What makes this shutdown particularly concerning is its timing. The labor market is showing strain, growth has slowed, and confidence feels brittle. When people begin to believe that instability will worsen, they behave differently. Spending slows and investment plans are often postponed as economic uncertainty rises—something that monetary policy alone might be unable to reverse. A downturn that was never inevitable can suddenly take shape because people begin to expect it.
If lawmakers reach a resolution soon, the damage could be contained and some of the disruption reversed. But if the impasse drags into the holiday season, the risk of a recession deepens. Even without a formal recession, the strain is already visible. Families are coping with higher living costs. Businesses are contending with rising expenses and persistent uncertainty. Each is tightening its belt in small, cautious ways that, taken together, can slow the broader economy.

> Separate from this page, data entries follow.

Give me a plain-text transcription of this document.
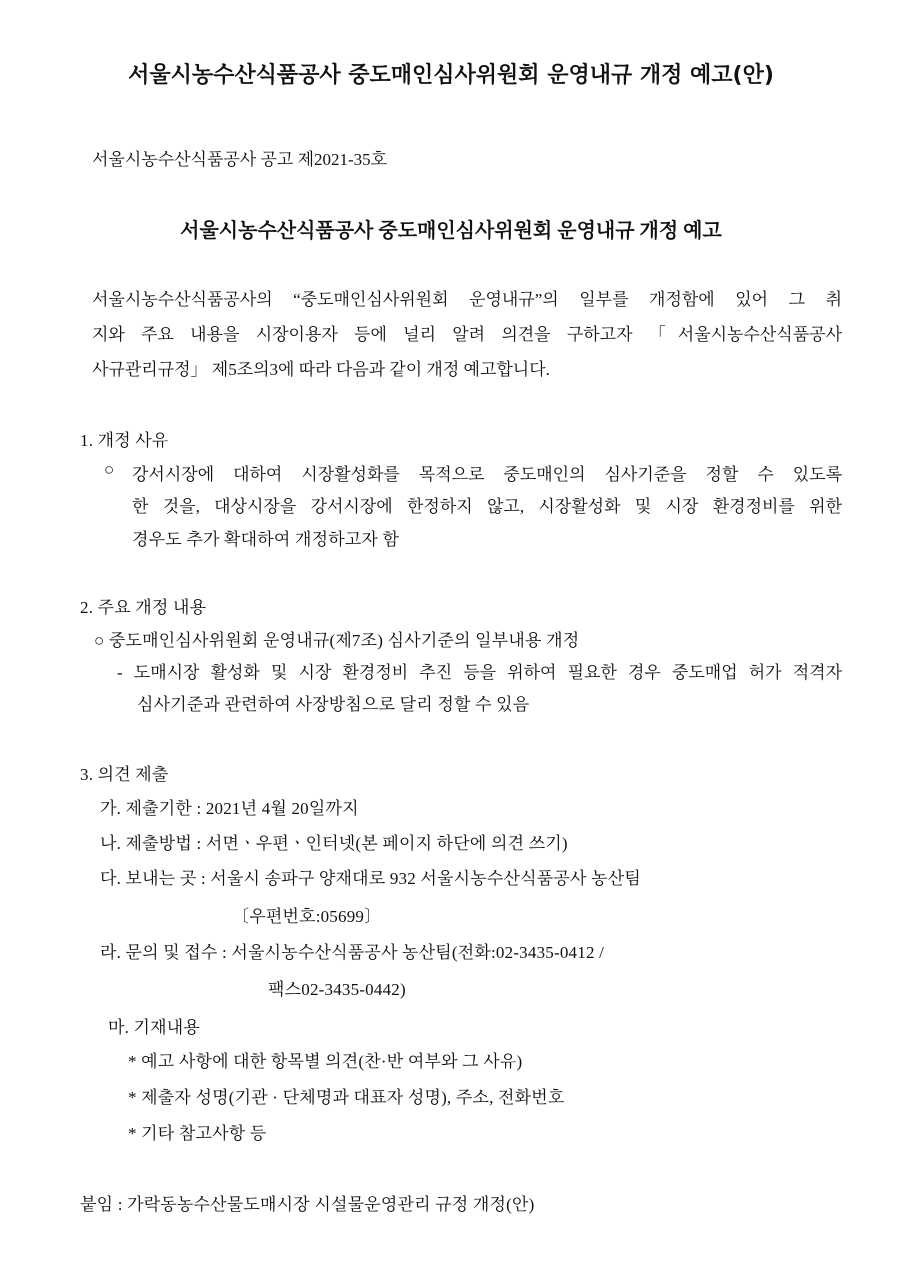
서울시농수산식품공사 중도매인심사위원회 운영내규 개정 예고(안)
서울시농수산식품공사 공고 제2021-35호
서울시농수산식품공사 중도매인심사위원회 운영내규 개정 예고
서울시농수산식품공사의 “중도매인심사위원회 운영내규”의 일부를 개정함에 있어 그 취
지와 주요 내용을 시장이용자 등에 널리 알려 의견을 구하고자 「서울시농수산식품공사
사규관리규정」 제5조의3에 따라 다음과 같이 개정 예고합니다.
1. 개정 사유
○ 강서시장에 대하여 시장활성화를 목적으로 중도매인의 심사기준을 정할 수 있도록
한 것을, 대상시장을 강서시장에 한정하지 않고, 시장활성화 및 시장 환경정비를 위한
경우도 추가 확대하여 개정하고자 함
2. 주요 개정 내용
○ 중도매인심사위원회 운영내규(제7조) 심사기준의 일부내용 개정
- 도매시장 활성화 및 시장 환경정비 추진 등을 위하여 필요한 경우 중도매업 허가 적격자
심사기준과 관련하여 사장방침으로 달리 정할 수 있음
3. 의견 제출
가. 제출기한 : 2021년 4월 20일까지
나. 제출방법 : 서면ㆍ우편ㆍ인터넷(본 페이지 하단에 의견 쓰기)
다. 보내는 곳 : 서울시 송파구 양재대로 932 서울시농수산식품공사 농산팀
〔우편번호:05699〕
라. 문의 및 접수 : 서울시농수산식품공사 농산팀(전화:02-3435-0412 /
팩스02-3435-0442)
마. 기재내용
* 예고 사항에 대한 항목별 의견(찬·반 여부와 그 사유)
* 제출자 성명(기관 · 단체명과 대표자 성명), 주소, 전화번호
* 기타 참고사항 등
붙임 : 가락동농수산물도매시장 시설물운영관리 규정 개정(안)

Public sentiment reflects that unease. Opinion polls show a pessimism reminiscent of the years after the 2008 financial crisis. In a recent Wall Street Journal/NORC survey, nearly 70% of Americans said they feel the “American Dream” is fading or was never real to begin with—the bleakest reading in the poll’s 15-year history.
For most Americans, the label of “recession” matters less than the realities they live with. The real struggle is keeping a job, paying the bills, and keeping a business alive. Many are preparing for the worst even as they hope for relief. As Mark Blyth, a professor at Brown University, noted, “Nobody knows” what will happen next, and anyone claiming certainty is likely fooling themselves. The prudent path, say advisors, is caution. If a recession arrives, preparation will soften the blow. If it doesn’t, little is lost by being vigilant. After the past few years, from pandemic collapse to rapid recovery and the relentless surge of inflation, Americans have learned one enduring lesson: the unexpected has a way of returning. The question is not whether another shock will come, but how ready we will be when it does.